Get more Value from Data: Treating data as a product ensures data has the right ownership assigned who are responsible for the quality and trustworthiness of data. It also ensures data is accessible and discovered easily with the metadata and other semantics readily available and better secured with the right policies and security measures
Need for Data Governance in Data Mesh
While Data Mesh has its own set of benefits as data is being managed as data products across different domain data owners, the same benefit comes with certain complexities and challenges which can be resolved by using the right data governance approach
Domains and Data become Siloed
Each of the domains and domain teams while managing data in their way creates issues with data remaining in silos and may not match the standards as set by the organization. The management of data is only restricted to the particular domain and isolated from the rest of the organization. This creates issues with discoverability and contextualization with data replicated across multiple places and trouble with understanding the data. In addition, the quality standards, rules and metrics may not match the global standards leading to inconsistency in the quality of the data.

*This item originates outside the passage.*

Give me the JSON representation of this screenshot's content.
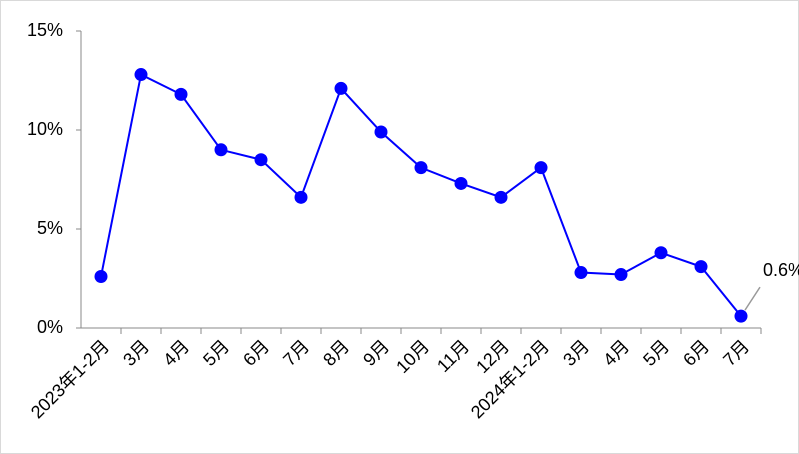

Integration with New and Different Data Platforms
Given the power, previously with the expert central team moving to domain teams, the effort in integration and exploitation of data from new data platforms will increase. It may be fair to say that the domain teams need the right data catalog that can cover the entire data stack to support in extracting, integrating, cleansing and centralizing all information into a single place for the benefit of both producers and consumers
Difficult to have consistent and trustworthy Data
Different domains have different data quality requirements and rules and hence, they may maintain different methodologies and frameworks to deal with data quality issues which can lead to mismatch in data quality expectations across domains for certain sets of data. Hence it is important to have a federated way of mitigating data quality issues. For e.g. The central team can devise a framework and set of rules and standards for key data sets which then is propagated across to the domains to maintain the level of quality needed for the data across different domains.
How DvSum can support Data Governance in Data Mesh
Covers the entire data and analytics stack
DvSum Agile Data Catalog covers your entire data stack. That includes your data lakes, streaming data, databases, analytics platforms, and your BI Layer. It covers your hybrid cloud, whether your data is on-premise, private cloud, or in AWS, in Azure or GCP. It catalogs your structures data like tables, csv files, compressed data files like parquet, semi-structured data like JSON or DocumentDB and your unstructured data like Media files. Since Data Mesh would involve multiple data products across different domains connecting to various different data sources, DvSum can help connect to each of them and centralize information into a single place to support the producers and consumers utilizing data
Make data more discoverable and addressable
Since data may be replicated at multiple places in a Data Mesh approach, it is important to have a central repository to easily understand and find the data to avoid any anomalies and address any issues. DvSum with its Automated Catalog Curation makes this easy by using machine-learning to automatically classify the data based on universal, industry-specific, or custom entities. Classic examples are Names, Phone Numbers, email addresses, Social Security numbers, and Credit Card Numbers. Classification is done by not only looking at exact or fuzzy column names, but also inspecting the actual values and patterns in the data.
Have Trusted Quality Data
Even if the overall structure is decentralized, organization must have a common framework for managing Data Quality in a Data Mesh architecture. A framework that would consist of the quality metrics, standard rules and bringing in more trustworthiness with the help of data lineage. DvSum with its powerful rules engine can help check data quality for master data, transactional data and data across systems. With its business friendly user interface, it can orchestrate cleansing with the producers of the data. With DvSum you can also correct DQ issues across different categories of data like Master data, Data Pipeline Issues, IoT Data quality issues and Data Drifts in Machine Learning
Maintain Data Privacy & Security
DvSum Data Catalog provides necessary features to tag and classify data as per the data privacy standards including sensitivity of the data and provides an simple way to identify, manage and mitigate risks to avoid any non-compliance to rules and regulations. With powerful data security features, DvSum’s security approach focuses on security governance, risk management, and compliance. This includes encryption at rest and in transit, network security and server hardening, administrative access control, system monitoring, logging and alerting, and more.